Deterrence requires universal cognizance that there are some things human beings cannot do to other human beings and get away with it. Impunity for genocide breeds more genocide. Each time such horrors are inflicted on our species, our species is scarred and deformed. Worse still, if we do nothing about it, it becomes the new norm, doubling the crime. We pronounce lofty norms, but we do not enforce them. This makes a sham of the law, while lulling us into a false sense of security and righteousness. Yet violent realities jolt us, and in more lucid moments we shudder at the realization that today the de facto norm is that genocide pays, and the irresponsibility of the powers-that-be made it so.
Genocide is crime against humanity, and like all crimes it must be addressed by the community in defense of the community’s own safety and integrity.
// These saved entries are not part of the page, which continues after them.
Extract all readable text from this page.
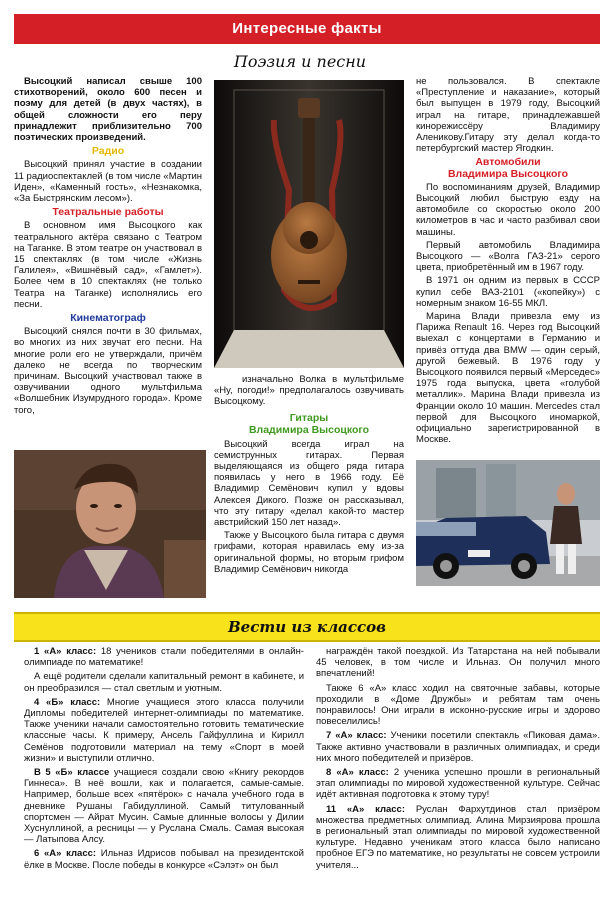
Интересные факты
Поэзия и песни

Высоцкий написал свыше 100 стихотворений, около 600 песен и поэму для детей (в двух частях), в общей сложности его перу принадлежит приблизительно 700 поэтических произведений.

Радио

Высоцкий принял участие в создании 11 радиоспектаклей (в том числе «Мартин Иден», «Каменный гость», «Незнакомка, «За Быстрянским лесом»).

Театральные работы

В основном имя Высоцкого как театрального актёра связано с Театром на Таганке. В этом театре он участвовал в 15 спектаклях (в том числе «Жизнь Галилея», «Вишнёвый сад», «Гамлет»). Более чем в 10 спектаклях (не только Театра на Таганке) исполнялись его песни.

Кинематограф

Высоцкий снялся почти в 30 фильмах, во многих из них звучат его песни. На многие роли его не утверждали, причём далеко не всегда по творческим причинам. Высоцкий участвовал также в озвучивании одного мультфильма «Волшебник Изумрудного города». Кроме того,

изначально Волка в мультфильме «Ну, погоди!» предполагалось озвучивать Высоцкому.

Гитары
Владимира Высоцкого

Высоцкий всегда играл на семиструнных гитарах. Первая выделяющаяся из общего ряда гитара появилась у него в 1966 году. Её Владимир Семёнович купил у вдовы Алексея Дикого. Позже он рассказывал, что эту гитару «делал какой-то мастер австрийский 150 лет назад».

Также у Высоцкого была гитара с двумя грифами, которая нравилась ему из-за оригинальной формы, но вторым грифом Владимир Семёнович никогда

не пользовался. В спектакле «Преступление и наказание», который был выпущен в 1979 году, Высоцкий играл на гитаре, принадлежавшей кинорежиссёру Владимиру Аленикову.Гитару эту делал когда-то петербургский мастер Ягодкин.

Автомобили
Владимира Высоцкого

По воспоминаниям друзей, Владимир Высоцкий любил быструю езду на автомобиле со скоростью около 200 километров в час и часто разбивал свои машины.

Первый автомобиль Владимира Высоцкого — «Волга ГАЗ-21» серого цвета, приобретённый им в 1967 году.

В 1971 он одним из первых в СССР купил себе ВАЗ-2101 («копейку») с номерным знаком 16-55 МКЛ.

Марина Влади привезла ему из Парижа Renault 16. Через год Высоцкий выехал с концертами в Германию и привёз оттуда два BMW — один серый, другой бежевый. В 1976 году у Высоцкого появился первый «Мерседес» 1975 года выпуска, цвета «голубой металлик». Марина Влади привезла из Франции около 10 машин. Mercedes стал первой для Высоцкого иномаркой, официально зарегистрированной в Москве.

Вести из классов

1 «А» класс: 18 учеников стали победителями в онлайн-олимпиаде по математике!

А ещё родители сделали капитальный ремонт в кабинете, и он преобразился — стал светлым и уютным.

4 «Б» класс: Многие учащиеся этого класса получили Дипломы победителей интернет-олимпиады по математике. Также ученики начали самостоятельно готовить тематические классные часы. К примеру, Ансель Гайфуллина и Кирилл Семёнов подготовили материал на тему «Спорт в моей жизни» и выступили отлично.

В 5 «Б» классе учащиеся создали свою «Книгу рекордов Гиннеса». В неё вошли, как и полагается, самые-самые. Например, больше всех «пятёрок» с начала учебного года в дневнике Рушаны Габидуллиной. Самый титулованный спортсмен — Айрат Мусин. Самые длинные волосы у Дилии Хуснуллиной, а ресницы — у Руслана Смаль. Самая высокая — Латыпова Алсу.

6 «А» класс: Ильназ Идрисов побывал на президентской ёлке в Москве. После победы в конкурсе «Сэлэт» он был

награждён такой поездкой. Из Татарстана на ней побывали 45 человек, в том числе и Ильназ. Он получил много впечатлений!

Также 6 «А» класс ходил на святочные забавы, которые проходили в «Доме Дружбы» и ребятам там очень понравилось! Они играли в исконно-русские игры и здорово повеселились!

7 «А» класс: Ученики посетили спектакль «Пиковая дама». Также активно участвовали в различных олимпиадах, и среди них много победителей и призёров.

8 «А» класс: 2 ученика успешно прошли в региональный этап олимпиады по мировой художественной культуре. Сейчас идёт активная подготовка к этому туру!

11 «А» класс: Руслан Фархутдинов стал призёром множества предметных олимпиад. Алина Мирзиярова прошла в региональный этап олимпиады по мировой художественной культуре. Недавно ученикам этого класса было написано пробное ЕГЭ по математике, но результаты не совсем устроили учителя...
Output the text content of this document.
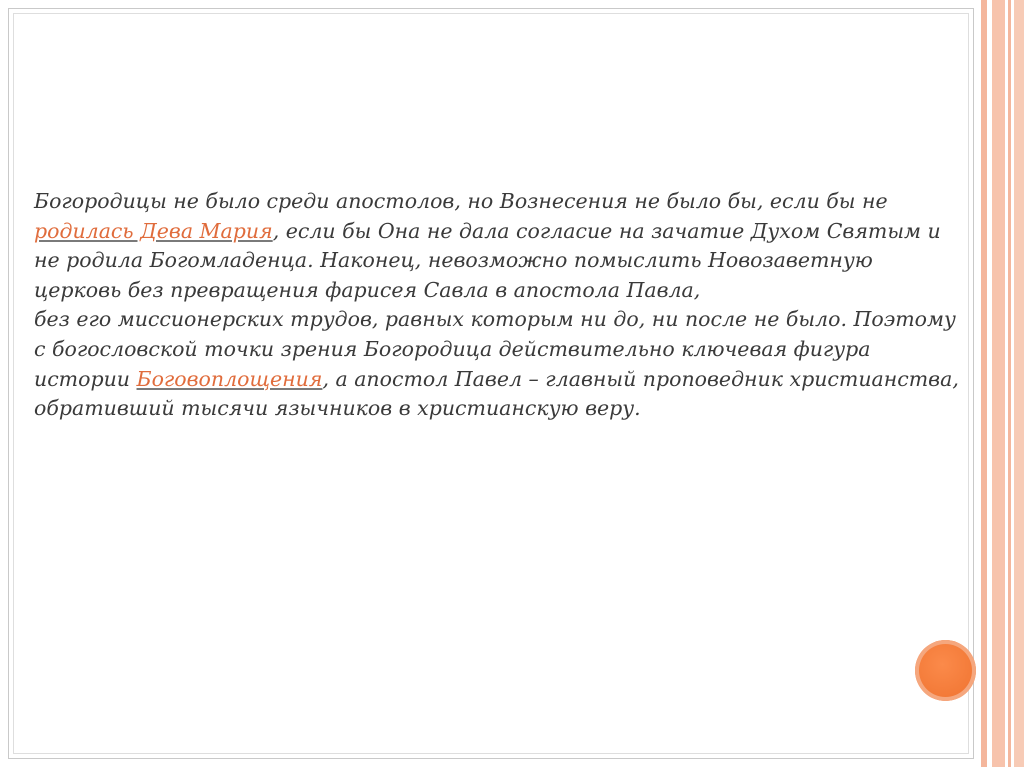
Богородицы не было среди апостолов, но Вознесения не было бы, если бы не родилась Дева Мария, если бы Она не дала согласие на зачатие Духом Святым и не родила Богомладенца. Наконец, невозможно помыслить Новозаветную церковь без превращения фарисея Савла в апостола Павла,

без его миссионерских трудов, равных которым ни до, ни после не было. Поэтому с богословской точки зрения Богородица действительно ключевая фигура истории Боговоплощения, а апостол Павел – главный проповедник христианства, обративший тысячи язычников в христианскую веру.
Tragically, self-interest weakens resolve and bends principles. Hence a century later, the beneficiaries of the Armenian Genocide continue to extract profit from the crime. Those beneficiaries are not just the perpetrators and their allies but many other indifferent or self-interested bystanders who myopically place their profit ahead of the well-being of our species, coarsening our common humanity and leaving the world a worse place for future generations. In pursuit of the petty advantages and rivalries of the day, they imperil their own children and grandchildren. This is the world that the powers-that-be have made and try desperately to sustain, but it is unsustainable. Wrongs not timely corrected do not go away. They compound. There is no escape from the downward spiral of dehumanization other than to end the world’s addiction to covering up horrific wrongs, its penchant for engaging in quid-pro-quo politics, and its self-indulgent habit of living at the expense of victims of crime and injustice. This addiction condemns us all – perpetrators, victims, beneficiaries, bystanders – to be hostages of the past. It is time to give perpetrators and beneficiaries another opportunity to mend their ways, to rectify injuries, to atone for wrongs, and to restore balance to a world that is spinning out of control. Calling things by their right name is a first step toward creating such opportunities for restoring humanity to health and sanity.